Vencedor Oscar 2020: melhor curta metragem (ficção)
Por Cristiane Costa, Editora e blogueira crítica de Cinema, especialista em Comunicação
A categoria de curta-metragem em ficção do Oscar traz um frescor cinematográfico quando levamos em conta a importância de boas e simples ideias para uma narrativa em storytelling audiovisual promissora. Em poucos minutos, diretor e roteirista têm que compor uma sequência e cenas que tenham realmente algo a dizer e a despertar uma reflexão útil na audiência. Conduzir essa passagem do tempo dando liberdade e espontaneidade na atuação do elenco, assim como orquestrar design de produção, edição e direção de fotografia não é das tarefas fáceis. Quem realiza bem um curta, tem potencial para utilizar a mesma ideia, esmiuça-la e desenvolver um longa-metragem depois.

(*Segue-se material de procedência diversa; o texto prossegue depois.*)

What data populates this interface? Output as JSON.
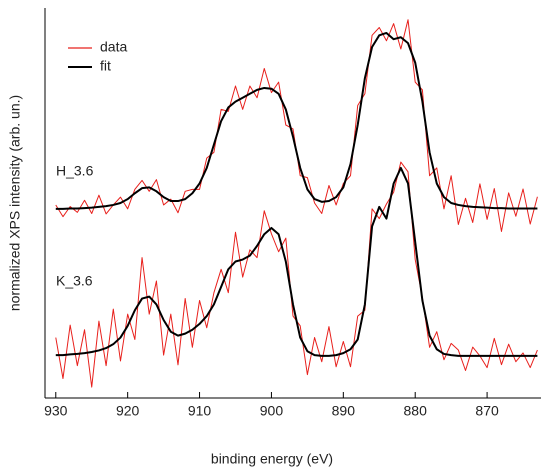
{
  "chart_data": {
    "type": "line",
    "x_label": "binding energy (eV)",
    "y_label": "normalized XPS intensity (arb. un.)",
    "xlim": [
      931.5,
      862.5
    ],
    "xticks": [
      930,
      920,
      910,
      900,
      890,
      880,
      870
    ],
    "ylim": [
      0,
      100
    ],
    "legend": "upper left",
    "series": [
      {
        "name": "data",
        "color": "#e8201c"
      },
      {
        "name": "fit",
        "color": "#000000"
      }
    ],
    "x": [
      930,
      929,
      928,
      927,
      926,
      925,
      924,
      923,
      922,
      921,
      920,
      919,
      918,
      917,
      916,
      915,
      914,
      913,
      912,
      911,
      910,
      909,
      908,
      907,
      906,
      905,
      904,
      903,
      902,
      901,
      900,
      899,
      898,
      897,
      896,
      895,
      894,
      893,
      892,
      891,
      890,
      889,
      888,
      887,
      886,
      885,
      884,
      883,
      882,
      881,
      880,
      879,
      878,
      877,
      876,
      875,
      874,
      873,
      872,
      871,
      870,
      869,
      868,
      867,
      866,
      865,
      864,
      863
    ],
    "spectra": [
      {
        "label": "H_3.6",
        "data": [
          49.5,
          46.5,
          49.1,
          47.6,
          50.7,
          47.3,
          52,
          47.2,
          49.5,
          51.5,
          48.5,
          53.5,
          55.8,
          53,
          56,
          49.5,
          51,
          47.5,
          53,
          53.5,
          53.5,
          61.5,
          63,
          74,
          73.5,
          80,
          74,
          80,
          77,
          84.5,
          78.3,
          81,
          70,
          69,
          57,
          56.5,
          50,
          47.3,
          54.5,
          49.5,
          55,
          57,
          75,
          78,
          93,
          95,
          91.6,
          96,
          89.5,
          97,
          81,
          79,
          57,
          59,
          48.5,
          57,
          44.5,
          51.2,
          45,
          54.9,
          45.8,
          53.7,
          42.7,
          52.6,
          46.6,
          53.6,
          44.6,
          51.6
        ],
        "fit": [
          48.5,
          48.5,
          48.6,
          48.6,
          48.7,
          48.8,
          49,
          49.2,
          49.5,
          50,
          51,
          52.5,
          53.8,
          54,
          53,
          51.5,
          50.5,
          50.5,
          51,
          52.5,
          55,
          59,
          65,
          71,
          74.5,
          76,
          77,
          78,
          79,
          79.5,
          79.3,
          78,
          74,
          67,
          59,
          53.5,
          51,
          50.3,
          50.5,
          51.5,
          54,
          60,
          70,
          82,
          90,
          93,
          93.6,
          92,
          92.5,
          91,
          86,
          76,
          63,
          55,
          51.5,
          50,
          49.5,
          49.2,
          49,
          48.9,
          48.8,
          48.7,
          48.7,
          48.6,
          48.6,
          48.6,
          48.6,
          48.6
        ]
      },
      {
        "label": "K_3.6",
        "data": [
          15.5,
          5,
          18.7,
          8.3,
          17.5,
          2.8,
          19.7,
          8.3,
          22.8,
          9.5,
          21.5,
          15,
          36,
          21.5,
          30,
          11,
          21.5,
          8.5,
          25.5,
          13,
          25,
          18,
          27,
          33,
          27,
          42.5,
          31,
          38,
          36,
          48,
          42.1,
          37.5,
          41,
          21,
          18.5,
          6,
          15.5,
          9.3,
          18.3,
          8,
          14.5,
          8,
          21,
          22.5,
          48.5,
          46,
          49.75,
          52.75,
          60.5,
          58,
          35.5,
          25.75,
          13,
          17,
          9.8,
          14,
          12.3,
          7.05,
          13.05,
          10.8,
          7.8,
          15.3,
          8.55,
          13.8,
          9.3,
          11.55,
          7.8,
          12.3
        ],
        "fit": [
          11,
          11,
          11.2,
          11.3,
          11.5,
          11.8,
          12.2,
          12.8,
          13.8,
          15.5,
          18.5,
          22.5,
          25.5,
          26,
          24,
          20,
          17,
          16,
          16.5,
          17.5,
          19,
          21,
          24,
          28.5,
          33,
          35,
          35.5,
          36.5,
          39,
          42,
          43.6,
          42,
          35,
          24,
          15.5,
          12,
          11,
          10.8,
          10.8,
          11,
          11.5,
          12.5,
          15,
          24,
          44,
          49,
          46,
          55,
          59,
          55,
          40,
          25,
          16,
          12.5,
          11.3,
          11,
          10.8,
          10.8,
          10.8,
          10.8,
          10.8,
          10.8,
          10.8,
          10.8,
          10.8,
          10.8,
          10.8,
          10.8
        ]
      }
    ]
  }
}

Dirigido por Marshall Curry, experiente diretor de curtas e documentários, vencedor do Oscar nessa categoria, "The Neighbor's Window", é uma grata surpresa que coloca o espectador como um voyeur. Com uma ideia aparentemente simples e bem executada, Curry traz a referência conceitual de Uma janela indiscreta (A Rear Window, 1954, de Alfred Hitchcock) ao mostrar Alli (Maria Dizzia) e seu marido (Greg Keller), um casal com 3 filhos pequenos que vivencia o stress das responsabilidades diárias. Certo dia, eles observam um outro casal jovem, vizinhos recém-chegados no apartamento de frente, que transam loucamente. Ao longo de 18 meses, Alli e seu marido passam a recriminar a rotina e o casamento desgastante, e a observar ainda os vizinhos.

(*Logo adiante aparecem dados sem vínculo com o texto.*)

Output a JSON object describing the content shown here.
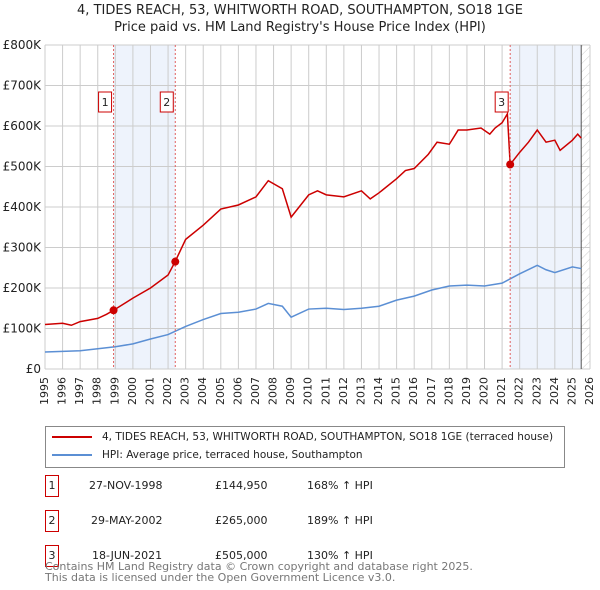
{
  "title_line1": "4, TIDES REACH, 53, WHITWORTH ROAD, SOUTHAMPTON, SO18 1GE",
  "title_line2": "Price paid vs. HM Land Registry's House Price Index (HPI)",
  "chart_data": {
    "type": "line",
    "xlim": [
      1995,
      2026
    ],
    "ylim": [
      0,
      800000
    ],
    "y_ticks": [
      0,
      100000,
      200000,
      300000,
      400000,
      500000,
      600000,
      700000,
      800000
    ],
    "y_tick_labels": [
      "£0",
      "£100K",
      "£200K",
      "£300K",
      "£400K",
      "£500K",
      "£600K",
      "£700K",
      "£800K"
    ],
    "x_ticks": [
      1995,
      1996,
      1997,
      1998,
      1999,
      2000,
      2001,
      2002,
      2003,
      2004,
      2005,
      2006,
      2007,
      2008,
      2009,
      2010,
      2011,
      2012,
      2013,
      2014,
      2015,
      2016,
      2017,
      2018,
      2019,
      2020,
      2021,
      2022,
      2023,
      2024,
      2025,
      2026
    ],
    "grid": true,
    "series": [
      {
        "name": "4, TIDES REACH, 53, WHITWORTH ROAD, SOUTHAMPTON, SO18 1GE (terraced house)",
        "color": "#cc0000",
        "points": [
          [
            1995,
            110
          ],
          [
            1996,
            113
          ],
          [
            1996.5,
            108
          ],
          [
            1997,
            117
          ],
          [
            1998,
            125
          ],
          [
            1998.5,
            135
          ],
          [
            1998.9,
            145
          ],
          [
            2000,
            175
          ],
          [
            2001,
            200
          ],
          [
            2002,
            232
          ],
          [
            2002.4,
            265
          ],
          [
            2003,
            320
          ],
          [
            2004,
            355
          ],
          [
            2005,
            395
          ],
          [
            2006,
            405
          ],
          [
            2007,
            425
          ],
          [
            2007.7,
            465
          ],
          [
            2008.5,
            445
          ],
          [
            2009,
            375
          ],
          [
            2010,
            430
          ],
          [
            2010.5,
            440
          ],
          [
            2011,
            430
          ],
          [
            2012,
            425
          ],
          [
            2013,
            440
          ],
          [
            2013.5,
            420
          ],
          [
            2014,
            435
          ],
          [
            2015,
            470
          ],
          [
            2015.5,
            490
          ],
          [
            2016,
            495
          ],
          [
            2016.8,
            530
          ],
          [
            2017.3,
            560
          ],
          [
            2018,
            555
          ],
          [
            2018.5,
            590
          ],
          [
            2019,
            590
          ],
          [
            2019.8,
            595
          ],
          [
            2020.3,
            580
          ],
          [
            2020.6,
            595
          ],
          [
            2021,
            608
          ],
          [
            2021.3,
            630
          ],
          [
            2021.46,
            505
          ],
          [
            2022,
            535
          ],
          [
            2022.5,
            560
          ],
          [
            2023,
            590
          ],
          [
            2023.5,
            560
          ],
          [
            2024,
            565
          ],
          [
            2024.3,
            540
          ],
          [
            2025,
            565
          ],
          [
            2025.3,
            580
          ],
          [
            2025.5,
            570
          ]
        ]
      },
      {
        "name": "HPI: Average price, terraced house, Southampton",
        "color": "#5b8fd4",
        "points": [
          [
            1995,
            42
          ],
          [
            1997,
            45
          ],
          [
            1998,
            50
          ],
          [
            1999,
            55
          ],
          [
            2000,
            62
          ],
          [
            2001,
            74
          ],
          [
            2002,
            85
          ],
          [
            2003,
            105
          ],
          [
            2004,
            122
          ],
          [
            2005,
            137
          ],
          [
            2006,
            140
          ],
          [
            2007,
            148
          ],
          [
            2007.7,
            162
          ],
          [
            2008.5,
            155
          ],
          [
            2009,
            128
          ],
          [
            2010,
            148
          ],
          [
            2011,
            150
          ],
          [
            2012,
            147
          ],
          [
            2013,
            150
          ],
          [
            2014,
            155
          ],
          [
            2015,
            170
          ],
          [
            2016,
            180
          ],
          [
            2017,
            195
          ],
          [
            2018,
            205
          ],
          [
            2019,
            207
          ],
          [
            2020,
            205
          ],
          [
            2021,
            212
          ],
          [
            2022,
            235
          ],
          [
            2023,
            256
          ],
          [
            2023.5,
            245
          ],
          [
            2024,
            238
          ],
          [
            2025,
            252
          ],
          [
            2025.5,
            248
          ]
        ]
      }
    ],
    "point_units": "thousands GBP",
    "sales": [
      {
        "label": "1",
        "x": 1998.9,
        "y": 144950
      },
      {
        "label": "2",
        "x": 2002.41,
        "y": 265000
      },
      {
        "label": "3",
        "x": 2021.46,
        "y": 505000
      }
    ],
    "legend_placement": "below"
  },
  "legend": [
    {
      "label": "4, TIDES REACH, 53, WHITWORTH ROAD, SOUTHAMPTON, SO18 1GE (terraced house)",
      "color": "#cc0000"
    },
    {
      "label": "HPI: Average price, terraced house, Southampton",
      "color": "#5b8fd4"
    }
  ],
  "transactions": [
    {
      "num": "1",
      "date": "27-NOV-1998",
      "price": "£144,950",
      "hpi": "168% ↑ HPI"
    },
    {
      "num": "2",
      "date": "29-MAY-2002",
      "price": "£265,000",
      "hpi": "189% ↑ HPI"
    },
    {
      "num": "3",
      "date": "18-JUN-2021",
      "price": "£505,000",
      "hpi": "130% ↑ HPI"
    }
  ],
  "footer_line1": "Contains HM Land Registry data © Crown copyright and database right 2025.",
  "footer_line2": "This data is licensed under the Open Government Licence v3.0."
}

Este curta é uma boa resposta para aquele dito popular "A grama do vizinho é mais verdinha"? Nem sempre é melhor e muito menos mais verde. É um trabalho excelente sob essa perspectiva considerando que, na maioria das vezes, tendemos a achar que conhecemos a vida dos outros, entretanto, isso é uma grande inverdade. Não é necessário invejar o vizinho pela janela ou muro de casa pois as próprias redes sociais demonstram que, aparentemente, todo mundo é mais feliz que a gente e isso é outra mentira. As pessoas têm histórias de vida, dificuldades e desafios diferentes, sendo assim, em menor ou maior grau, a felicidade é algo muito relativo e circunstancial. Nem toda aparência é essência.

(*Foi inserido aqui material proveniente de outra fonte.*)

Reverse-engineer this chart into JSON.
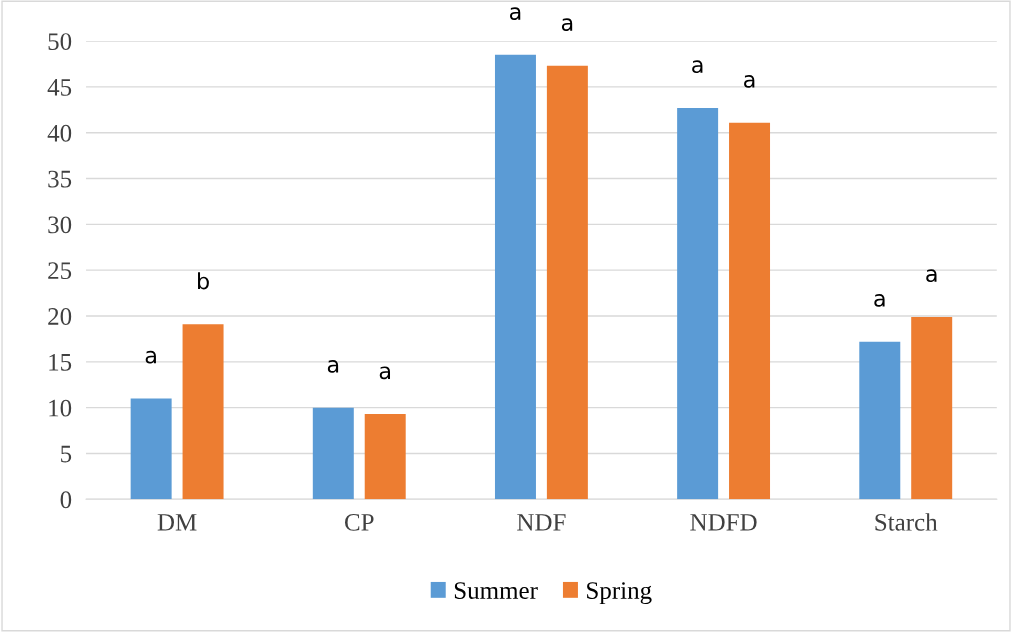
{
  "chart_data": {
    "type": "bar",
    "categories": [
      "DM",
      "CP",
      "NDF",
      "NDFD",
      "Starch"
    ],
    "series": [
      {
        "name": "Summer",
        "color": "#5b9bd5",
        "values": [
          11.0,
          10.0,
          48.5,
          42.7,
          17.2
        ],
        "value_labels": [
          "a",
          "a",
          "a",
          "a",
          "a"
        ]
      },
      {
        "name": "Spring",
        "color": "#ed7d31",
        "values": [
          19.1,
          9.3,
          47.3,
          41.1,
          19.9
        ],
        "value_labels": [
          "b",
          "a",
          "a",
          "a",
          "a"
        ]
      }
    ],
    "ylim": [
      0,
      50
    ],
    "yticks": [
      0,
      5,
      10,
      15,
      20,
      25,
      30,
      35,
      40,
      45,
      50
    ],
    "grid": "y",
    "legend": "bottom"
  }
}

Na execução do curta, Curry realiza um trabalho crível e transparente, utilizando uma boa concepção de luz e fotografia para o ambiente, com cuidados na locação escolhida e preparação do apartamento , além do equilíbrio narrativo entre quem observa e quem é observado e dos elementos que marcam a passagem do tempo (neve, enfeites de natal, bebê). O espectador vê mais os fragmentos da rotina de Alli e seu marido, passa a observar como ela, uma mãe com 3 crianças em desenvolvimento, está atarefada e entediada, detalhes que são comuns na maioria das mães que cuidam e educam seus filhos pequenos. É interessante também observar como, especialmente Alli, desenvolve um voyeurismo obsessivo pelo jovem casal, passando a ter uma curiosa postura durante meses, observando o casal vizinho enquanto amamenta o seu bebê ou utilizando binóculo para espiá-los.
Para a nossa sorte, esse é um ótimo curta contemporâneo que, embora não utilize nenhum elemento digital como cênico ou narrativo, tem muito a dizer sobre nossas vidas na era da tecnologia, e a inveja e a angústia dos tempos líquidos. Em época de Facebook, Instagram, Twitter e Linkedin e todas as várias redes sociais, as pessoas costumam achar que suas vidas são um verdadeiro fracasso, se sentem menores e desfavorecidas ou sem a sorte que merecem, entretanto, cabe lembrar que "Nem sempre a grama do vizinho é mais verdinha". The Neighbor's window prova isso e abre uma outra janela de percepção e valorização de si e do outro. Ele ajuda a cultivar a empatia e o olhar sensível do eu para a realista vida ao redor.